Resumo da semana – 10-14 Out 2022

EUA

Os principais índices bolsistas do EUA acabaram em posições neutras ou ligeiramente negativas.

O inicio da semana foi razoavelmente bom para os mercados, graças algumas boas performance das chamadas acções “defensivas” como o sector da saúde e necessidades básicas do consumirdor, como alimentação.

Com os dados da inflação a decepcionarem muitos investidores, esses ganhos foram anulados na sua grande parte. Em particular, empresas de “crescimento” como a Tesla pesaram nessa descida. Os dados da inflação atingiram picos dos últimos 40 anos, isto irá sem dúvida aumentar a probabilidade de vermos outra subida de 0.75% por parte da Reserva Federal.

Europa

Na Europa foi possivel para alguns indices capturar alguns ganhos, excepto no caso do Reino Unido, onde viu uma perda. Muito devido a algumas políticas da nova Primeira Ministra Liz Truss que planeava alguns cortes de impostos e subsidios que iriam aumentar a dívida pública consideravelmente.

Os dados do PIB do Reino Unido revelam que a economia encolheu 0.3%, piorando a situação em que a nova Primeira Ministra se encontra.

Alguns membros do BCE começam com discursos mais cautelosos, principalmente os de economias mais fracas que começam a prever uma recessão técnica, dois trimestres consecutivos de crescimento negativo.
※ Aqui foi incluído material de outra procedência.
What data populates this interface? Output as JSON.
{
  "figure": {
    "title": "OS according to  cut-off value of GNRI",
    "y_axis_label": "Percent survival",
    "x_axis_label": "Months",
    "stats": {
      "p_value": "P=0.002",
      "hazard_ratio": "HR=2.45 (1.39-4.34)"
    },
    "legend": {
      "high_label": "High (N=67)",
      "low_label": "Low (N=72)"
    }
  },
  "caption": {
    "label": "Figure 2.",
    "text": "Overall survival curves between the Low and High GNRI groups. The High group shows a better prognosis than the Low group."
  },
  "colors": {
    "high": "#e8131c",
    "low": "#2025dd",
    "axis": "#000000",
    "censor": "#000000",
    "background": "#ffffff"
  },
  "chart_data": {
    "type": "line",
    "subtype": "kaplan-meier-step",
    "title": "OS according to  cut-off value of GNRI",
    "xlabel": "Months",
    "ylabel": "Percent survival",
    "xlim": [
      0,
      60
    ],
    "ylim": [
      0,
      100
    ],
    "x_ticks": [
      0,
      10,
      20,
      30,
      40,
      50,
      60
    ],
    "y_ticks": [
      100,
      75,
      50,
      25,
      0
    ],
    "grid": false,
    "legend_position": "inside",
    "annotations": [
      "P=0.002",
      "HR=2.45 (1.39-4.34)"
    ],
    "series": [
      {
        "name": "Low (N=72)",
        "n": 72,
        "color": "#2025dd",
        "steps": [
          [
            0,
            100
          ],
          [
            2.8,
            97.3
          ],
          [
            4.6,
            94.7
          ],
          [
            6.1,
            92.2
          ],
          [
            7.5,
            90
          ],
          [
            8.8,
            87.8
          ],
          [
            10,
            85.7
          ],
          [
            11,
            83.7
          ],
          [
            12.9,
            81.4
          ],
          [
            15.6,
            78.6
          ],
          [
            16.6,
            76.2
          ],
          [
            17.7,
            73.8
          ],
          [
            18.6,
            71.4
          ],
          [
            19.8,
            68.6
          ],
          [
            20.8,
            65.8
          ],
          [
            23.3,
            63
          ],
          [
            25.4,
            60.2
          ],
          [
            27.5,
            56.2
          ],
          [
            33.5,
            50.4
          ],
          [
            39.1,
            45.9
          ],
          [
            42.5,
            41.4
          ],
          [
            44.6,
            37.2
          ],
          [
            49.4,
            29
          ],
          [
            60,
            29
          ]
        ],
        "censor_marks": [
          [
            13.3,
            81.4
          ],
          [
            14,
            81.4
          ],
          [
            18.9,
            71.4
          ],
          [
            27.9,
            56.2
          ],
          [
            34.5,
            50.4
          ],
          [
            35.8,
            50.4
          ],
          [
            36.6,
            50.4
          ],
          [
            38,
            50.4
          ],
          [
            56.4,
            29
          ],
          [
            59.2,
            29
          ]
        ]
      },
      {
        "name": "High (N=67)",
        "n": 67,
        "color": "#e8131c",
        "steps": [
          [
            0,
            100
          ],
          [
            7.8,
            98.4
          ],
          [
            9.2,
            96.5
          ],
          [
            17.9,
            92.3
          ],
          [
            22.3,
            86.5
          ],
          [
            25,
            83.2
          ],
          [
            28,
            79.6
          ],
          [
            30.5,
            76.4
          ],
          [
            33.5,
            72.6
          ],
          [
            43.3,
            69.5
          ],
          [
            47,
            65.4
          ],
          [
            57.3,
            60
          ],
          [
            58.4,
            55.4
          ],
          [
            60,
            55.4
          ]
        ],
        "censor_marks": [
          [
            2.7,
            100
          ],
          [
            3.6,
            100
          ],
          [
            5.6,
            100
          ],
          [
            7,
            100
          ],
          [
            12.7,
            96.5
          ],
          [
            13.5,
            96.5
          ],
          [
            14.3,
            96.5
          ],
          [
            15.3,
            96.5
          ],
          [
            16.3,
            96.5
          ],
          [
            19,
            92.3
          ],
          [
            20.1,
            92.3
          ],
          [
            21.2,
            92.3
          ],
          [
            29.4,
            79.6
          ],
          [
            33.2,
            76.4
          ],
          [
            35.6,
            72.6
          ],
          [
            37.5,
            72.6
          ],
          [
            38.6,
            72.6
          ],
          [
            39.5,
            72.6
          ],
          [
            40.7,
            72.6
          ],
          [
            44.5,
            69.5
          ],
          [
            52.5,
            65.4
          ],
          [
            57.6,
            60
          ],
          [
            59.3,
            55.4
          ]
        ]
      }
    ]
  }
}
Preferem ver uma estabilização das taxas de juro nos 2.5% no fim do ano, no entanto a Presidente do BCE, Christine Lagarde, ja mencionou que existe a possibilidade continuar a subir em 2023, isto é, se não se observar mudanças significativas da inflação.

Ásia

O sentimento do mercado japonês aparenta ser de aversão ao risco. Os investidores estão particularmente preocupados com a desvalorização do yen e as próximas decisões da Reserva Federal que irão sem dúvida influenciar o valor do yen.

O mercado chines esteve bastanto calmo esta semana. A grande expectativa é as medidas e expectativas que irão ser reveladas durante o congresso do Partido Comunista.